Imaging data acquisition and analysis
Imaging data acquisition and preprocessing
Images were acquired using a 3 T Prisma scanner (Siemens Medical Systems, Erlangen, Germany). During scanning, participants were in a supine position and were also required to keep their eyes open and look at the white cross over the screen without thinking about anything specific. Additionally, to further reduce head motion, circularly polarized head coil and foam padding were jointly used. 240 volumes were acquired using a gradient Echo Planar Imaging (EPI) sequence. Scanning parameter are provided in detail in Supplementary materials.
Data Processing and Analysis for Resting-State fMRI Advanced Edition (DPARSF A) on Statistical Parametric Mapping (SPM, Version 8.0) (http://rfmri.org/dpabi; Yan et al., 2016) was used to analyze the resting-state fMRI data. 240 volumes were preprocessed by slice-timing, motion-correcting, spatial normalizing, and spatial smoothing (see Supplementary materials). Participants with maximal head motion greater than 2 mm translation or 2.0° rotation were excluded from the study. The preprocessed data were parcellated using the Dosenbach Atlas, which includes 142 cortical regions and 18 subcortical regions (Dosenbach et al., 2010). The atlas defines 10 insula regions, 19 prefrontal cortex regions, and 4 cingulate cortex regions.
Imaging data analysis
The ALFF was used to calculate the intensity of spontaneous brain activity in the resting state. First, the preprocessed image time series was transferred to the frequency domain using a fast Fourier transform to obtain the power spectrum (Zang et al., 2007). Second, the square root of each frequency in the power spectrum was calculated. Thereafter, the mean value of each voxel was calculated within the frequency range of 0.008–0.09 Hz to obtain the ALFF, and then converted it to normal distribution with Fisher’s z transformation (zALFF). ROIs with profile differences in zALFF was used as seed for FC analysis. The Pearson correlation between the time courses of seed and the time courses of other cortical brain regions was calculated separately to construct seed-based whole-brain FC networks using the Functional Connectivity Toolbox (http://www.nitrc.org/projects/conn; Whitfield-Gabrieli and Nieto-Castanon, 2012). Fisher’s R-Z transformation was then used to transform the correlation coefficient matrix into z matrix to improve normality (zFC).

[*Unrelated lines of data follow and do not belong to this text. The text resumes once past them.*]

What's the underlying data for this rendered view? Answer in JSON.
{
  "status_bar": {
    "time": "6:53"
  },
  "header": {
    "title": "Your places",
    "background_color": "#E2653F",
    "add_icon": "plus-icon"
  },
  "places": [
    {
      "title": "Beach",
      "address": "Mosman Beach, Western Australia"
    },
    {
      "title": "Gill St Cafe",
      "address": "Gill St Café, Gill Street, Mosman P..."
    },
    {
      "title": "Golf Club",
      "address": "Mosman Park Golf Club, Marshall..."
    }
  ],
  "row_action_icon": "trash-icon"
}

One-way analysis of variance (ANOVA) was employed to investigate the zALFF and zFC differences among value profiles. Additionally, the significant results tested in one-way ANOVA on zALFF and zFC were used to further calculate the Pearson correlation with the two bipolar value dimensions. Statistical analyses were performed using MATLAB version R2017b (The MathWorks Inc., Natick, MA) and SPSS version 25 (SPSS Inc., Chicago, IL). Testing was two-tailed with an α-level of 0.05, which was false discovery rate (FDR) correction for one-way ANOVA and Bonferroni correction for multiple comparisons and Pearson correlation analysis (p < 0.05).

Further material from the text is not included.